Et tout comme à l’époque, c’est un succès en demi-teinte que nous avons observé ce soir.
En effet, l’orchestre des Nouveaux caractères dirigé par Sébastien d’Hérin, mis à part un léger raté dans une intervention de la musette et une disposition scénique qui ne permettait pas au claveciniste de se faire entendre au delà des premiers rangs, s’est révélé tout à fait à son aise : des cordes d’une justesse remarquable, et aux attaques sans concession, deux traversos qui n’avaient l’air de n’en être qu’un seul tant leur son était pur et juste, les hautbois étant quant à eux d’une rondeur et d’une douceur admirable.
De même, le chœur des Nouveaux Caractères n’était pas en reste lui non plus, peu fourni (seulement une vingtaine de choristes) et pourtant si présent qu’on pouvait comprendre chacune des syllabes prononcées.
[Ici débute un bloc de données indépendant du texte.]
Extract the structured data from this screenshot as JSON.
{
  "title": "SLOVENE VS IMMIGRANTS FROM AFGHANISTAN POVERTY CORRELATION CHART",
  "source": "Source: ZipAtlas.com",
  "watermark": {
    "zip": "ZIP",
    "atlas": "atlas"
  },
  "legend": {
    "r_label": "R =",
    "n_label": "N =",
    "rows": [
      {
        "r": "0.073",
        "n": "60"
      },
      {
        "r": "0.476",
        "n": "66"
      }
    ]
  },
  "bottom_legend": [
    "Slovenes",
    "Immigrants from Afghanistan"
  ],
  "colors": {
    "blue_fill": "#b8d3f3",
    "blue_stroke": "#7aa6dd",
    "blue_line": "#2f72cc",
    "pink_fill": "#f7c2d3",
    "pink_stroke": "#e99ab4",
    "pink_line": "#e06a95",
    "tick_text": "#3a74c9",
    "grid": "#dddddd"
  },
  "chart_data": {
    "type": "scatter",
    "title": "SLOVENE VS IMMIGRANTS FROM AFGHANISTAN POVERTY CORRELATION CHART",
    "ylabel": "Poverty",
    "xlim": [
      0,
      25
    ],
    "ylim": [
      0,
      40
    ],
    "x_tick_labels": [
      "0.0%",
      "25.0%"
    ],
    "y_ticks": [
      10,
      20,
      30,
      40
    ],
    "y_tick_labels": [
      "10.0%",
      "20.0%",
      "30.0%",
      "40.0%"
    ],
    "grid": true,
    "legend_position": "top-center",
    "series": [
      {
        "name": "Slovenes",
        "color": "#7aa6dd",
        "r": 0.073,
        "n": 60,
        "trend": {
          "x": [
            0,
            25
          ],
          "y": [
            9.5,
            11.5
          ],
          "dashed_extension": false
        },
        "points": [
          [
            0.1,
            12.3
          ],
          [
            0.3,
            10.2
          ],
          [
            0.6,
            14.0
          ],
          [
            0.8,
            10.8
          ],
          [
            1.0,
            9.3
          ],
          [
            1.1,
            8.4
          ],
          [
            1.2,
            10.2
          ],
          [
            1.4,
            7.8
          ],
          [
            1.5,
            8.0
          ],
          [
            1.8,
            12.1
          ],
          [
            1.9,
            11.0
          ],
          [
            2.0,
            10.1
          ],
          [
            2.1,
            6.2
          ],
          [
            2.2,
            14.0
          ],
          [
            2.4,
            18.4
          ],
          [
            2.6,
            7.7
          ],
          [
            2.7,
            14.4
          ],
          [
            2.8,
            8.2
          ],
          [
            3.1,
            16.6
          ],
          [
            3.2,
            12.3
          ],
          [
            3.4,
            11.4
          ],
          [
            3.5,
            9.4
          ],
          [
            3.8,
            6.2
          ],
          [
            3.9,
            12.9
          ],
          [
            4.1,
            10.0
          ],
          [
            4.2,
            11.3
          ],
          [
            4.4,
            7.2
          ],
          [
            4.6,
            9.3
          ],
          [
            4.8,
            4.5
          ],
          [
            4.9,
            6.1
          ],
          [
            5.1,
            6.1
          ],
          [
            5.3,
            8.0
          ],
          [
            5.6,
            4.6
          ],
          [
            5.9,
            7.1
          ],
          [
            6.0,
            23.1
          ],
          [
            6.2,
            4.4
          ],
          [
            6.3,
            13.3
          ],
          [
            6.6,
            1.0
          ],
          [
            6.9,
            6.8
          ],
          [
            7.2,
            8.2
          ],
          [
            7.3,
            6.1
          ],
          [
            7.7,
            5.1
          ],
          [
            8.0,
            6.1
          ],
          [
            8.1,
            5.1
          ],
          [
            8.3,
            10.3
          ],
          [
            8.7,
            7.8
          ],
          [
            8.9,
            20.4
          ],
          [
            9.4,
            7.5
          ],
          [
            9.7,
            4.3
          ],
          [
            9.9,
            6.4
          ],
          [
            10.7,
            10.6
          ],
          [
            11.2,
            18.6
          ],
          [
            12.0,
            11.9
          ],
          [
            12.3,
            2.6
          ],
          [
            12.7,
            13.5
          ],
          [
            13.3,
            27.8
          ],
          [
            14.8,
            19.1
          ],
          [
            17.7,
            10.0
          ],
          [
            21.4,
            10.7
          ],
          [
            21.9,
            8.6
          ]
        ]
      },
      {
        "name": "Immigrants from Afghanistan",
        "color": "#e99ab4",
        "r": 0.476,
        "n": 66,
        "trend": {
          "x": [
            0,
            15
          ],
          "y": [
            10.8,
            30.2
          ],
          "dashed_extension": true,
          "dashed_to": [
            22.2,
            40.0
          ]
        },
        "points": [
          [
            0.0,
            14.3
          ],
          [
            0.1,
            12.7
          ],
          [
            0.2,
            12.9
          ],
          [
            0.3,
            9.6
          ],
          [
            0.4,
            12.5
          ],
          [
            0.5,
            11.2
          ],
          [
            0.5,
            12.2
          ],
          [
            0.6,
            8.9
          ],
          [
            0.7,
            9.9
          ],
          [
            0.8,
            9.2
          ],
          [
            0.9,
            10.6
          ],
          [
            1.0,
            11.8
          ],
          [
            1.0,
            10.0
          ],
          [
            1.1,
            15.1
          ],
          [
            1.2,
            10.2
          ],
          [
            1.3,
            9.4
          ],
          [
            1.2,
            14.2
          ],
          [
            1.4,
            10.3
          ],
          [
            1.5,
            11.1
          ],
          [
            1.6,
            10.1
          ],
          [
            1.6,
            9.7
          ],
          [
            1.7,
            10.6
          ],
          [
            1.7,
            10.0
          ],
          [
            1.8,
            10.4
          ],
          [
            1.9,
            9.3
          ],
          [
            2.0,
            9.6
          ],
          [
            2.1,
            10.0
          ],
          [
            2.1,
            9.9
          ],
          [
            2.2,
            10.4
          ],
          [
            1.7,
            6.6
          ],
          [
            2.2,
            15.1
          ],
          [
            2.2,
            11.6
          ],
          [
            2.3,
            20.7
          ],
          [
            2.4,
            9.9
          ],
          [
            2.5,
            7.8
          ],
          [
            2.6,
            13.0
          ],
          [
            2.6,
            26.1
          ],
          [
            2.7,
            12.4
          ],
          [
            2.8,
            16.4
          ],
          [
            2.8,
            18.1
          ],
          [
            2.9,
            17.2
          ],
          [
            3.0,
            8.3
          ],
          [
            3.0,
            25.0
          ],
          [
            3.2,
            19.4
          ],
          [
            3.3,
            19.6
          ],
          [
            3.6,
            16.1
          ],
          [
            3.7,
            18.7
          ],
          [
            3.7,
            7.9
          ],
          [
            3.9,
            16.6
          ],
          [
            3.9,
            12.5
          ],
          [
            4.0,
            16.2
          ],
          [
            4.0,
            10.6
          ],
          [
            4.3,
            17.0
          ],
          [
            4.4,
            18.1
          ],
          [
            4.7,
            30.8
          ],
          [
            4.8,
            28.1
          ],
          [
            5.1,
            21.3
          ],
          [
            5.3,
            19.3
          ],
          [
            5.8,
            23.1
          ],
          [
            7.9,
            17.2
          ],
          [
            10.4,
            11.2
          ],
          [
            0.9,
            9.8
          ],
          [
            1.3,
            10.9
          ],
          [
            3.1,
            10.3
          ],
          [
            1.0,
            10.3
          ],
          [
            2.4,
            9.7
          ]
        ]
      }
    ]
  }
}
Un chœur splendide tant sur un plan collectif qu’unitaire car chacun et chacune des solistes du chœur lors de leurs trop rares interventions se sont démarqués sans aucune exception par leurs indéniables qualités musicales.
Pourquoi en demi-teinte, alors ? C’est au cœur même de l’entité la plus essentielle de l’œuvre que le bât blesse : il est à noter que chez les solistes, aucun n’arrive à tirer son épingle du jeu. A commencer par les rôles-titre. La soprane Hongroise Emöke Barath incarne une Scylla au timbre, disons-le, séduisant mais sans aucun texte, et plus la chanteuse monte dans les aigus, plus le texte prend la forme d’un inextricable « yaourt ». Anders J. Dahis, lui ne fait pas mieux, généralement trop bas, il présente l’agaçante habitude de nasaliser à l’extrême chacune des voyelles de son texte. Circé quand à elle campée par Caroline Mutel, présente elle aussi des faiblesses prosodiques évidentes. De plus, votre serviteur, féru avant tout de musique française, n’a pas pu s’empêcher d’esquisser une moue désapprobatrice au vu de la soprane se gargarisant de cadences et d’octaviations qui auraient eu tout à fait leur place dans un opéra de Haendel, Porpora ou Vivaldi, mais qui chez Leclair n’avaient pas le mérite du bon goût.
Chez les rôles féminins secondaires, au-delà du problème de casting évident que représente un Amour incarné par la mezzo-soprane Marie Lenormand, à la voix large et profonde face à la Vénus de la soprane légère Virginie Pochon, on retrouve toujours et encore des manquements dans la diction, et il est regrettable de voir le public contraint de suivre l’intégralité d’une tragédie mise en musique avec le livret sur les genoux. Sur le plan du texte, seul se démarquait le baryton Frédéric Caton qui malheureusement n’arrivait pas à passer l’orchestre et souffrait d’un manque de présence dès les premières loges de la corbeille.
Au final, et en dépit de l’excellence de l’orchestre et du choeur, et de la direction élégante de Sébastien d’Hérin, on déplorera le soin insuffisant apporté à la diction et à la prosodie, si cruciaux à la pleine réussite d’une tragédie lyrique, et si le primat de la musique était bien présent, le livret de l’obscur Monsieur d’Albaret est bien resté dans l’ombre.